Review ArticleVolume 74, Issue 5, August 2019

JOURNAL:J Am Coll Cardiol. Article Link

The Evolution of β-Blockers in Coronary Artery Disease and Heart Failure (Part 1/5)

P Joseph, K Swedberg, DP Leong et al. Keywords: heart failure; HF following ACS; stable CAD; β-blocker;

ABSTRACT


As new treatments continue to improve clinical outcomes in coronary artery disease (CAD) and heart failure, it is necessary to characterize the appropriate use of β-adrenergic receptor blockers (β-blockers) in the contemporary management of these conditions.
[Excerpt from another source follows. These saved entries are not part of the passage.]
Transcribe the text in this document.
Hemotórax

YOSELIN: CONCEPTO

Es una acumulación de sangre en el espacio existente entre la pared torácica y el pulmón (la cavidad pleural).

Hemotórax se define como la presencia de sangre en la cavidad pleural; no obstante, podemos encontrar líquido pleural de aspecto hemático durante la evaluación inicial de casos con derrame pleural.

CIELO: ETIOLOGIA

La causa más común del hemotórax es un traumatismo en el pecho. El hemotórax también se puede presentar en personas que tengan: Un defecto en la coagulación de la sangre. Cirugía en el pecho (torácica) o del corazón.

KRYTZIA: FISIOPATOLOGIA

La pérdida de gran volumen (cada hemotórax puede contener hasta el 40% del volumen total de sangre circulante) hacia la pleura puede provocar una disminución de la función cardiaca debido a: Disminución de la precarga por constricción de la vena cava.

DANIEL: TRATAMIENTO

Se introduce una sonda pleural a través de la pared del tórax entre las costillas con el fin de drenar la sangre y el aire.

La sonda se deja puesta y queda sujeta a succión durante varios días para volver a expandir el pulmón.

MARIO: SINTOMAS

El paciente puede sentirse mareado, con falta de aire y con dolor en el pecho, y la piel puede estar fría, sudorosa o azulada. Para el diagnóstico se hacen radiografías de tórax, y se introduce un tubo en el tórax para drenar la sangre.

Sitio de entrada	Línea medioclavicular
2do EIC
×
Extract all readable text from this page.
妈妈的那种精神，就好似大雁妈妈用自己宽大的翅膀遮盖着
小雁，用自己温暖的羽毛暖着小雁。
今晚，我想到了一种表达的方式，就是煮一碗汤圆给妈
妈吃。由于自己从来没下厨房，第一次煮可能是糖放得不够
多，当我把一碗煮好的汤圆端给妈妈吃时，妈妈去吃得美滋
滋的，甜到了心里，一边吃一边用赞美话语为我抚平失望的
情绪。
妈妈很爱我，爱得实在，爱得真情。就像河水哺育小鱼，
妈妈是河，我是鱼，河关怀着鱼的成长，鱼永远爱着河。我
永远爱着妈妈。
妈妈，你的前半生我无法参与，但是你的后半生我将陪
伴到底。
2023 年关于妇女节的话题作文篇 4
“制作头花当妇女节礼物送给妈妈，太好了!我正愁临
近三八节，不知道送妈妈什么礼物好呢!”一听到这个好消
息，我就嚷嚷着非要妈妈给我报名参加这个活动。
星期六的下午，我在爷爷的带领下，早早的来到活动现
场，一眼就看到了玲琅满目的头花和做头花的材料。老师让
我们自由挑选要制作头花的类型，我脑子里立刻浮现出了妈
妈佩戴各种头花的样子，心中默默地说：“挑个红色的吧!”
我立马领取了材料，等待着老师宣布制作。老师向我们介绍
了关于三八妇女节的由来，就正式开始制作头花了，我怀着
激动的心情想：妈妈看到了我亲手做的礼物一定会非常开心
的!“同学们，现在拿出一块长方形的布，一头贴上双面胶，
This review examines the current evidence supporting β-blocker use in heart failure with preserved ejection fraction (HFpEF), heart failure with midrange ejection fraction (HFmEF), and heart failure with reduced ejection fraction (HFrEF), following acute coronary syndrome and in stable CAD. β-Blockers remain essential in the treatment of HFrEF, but limited evidence supports their use in HFmEF or HFpEF. They should still be considered routinely following acute coronary syndrome, but there is a need for contemporary trials that re-examine this in patients without left ventricular dysfunction, as well as in patients with stable CAD. From a global perspective, more studies are needed to characterize the extent of β-blocker use in CAD and heart failure, and how evidence-based use can be improved in these conditions.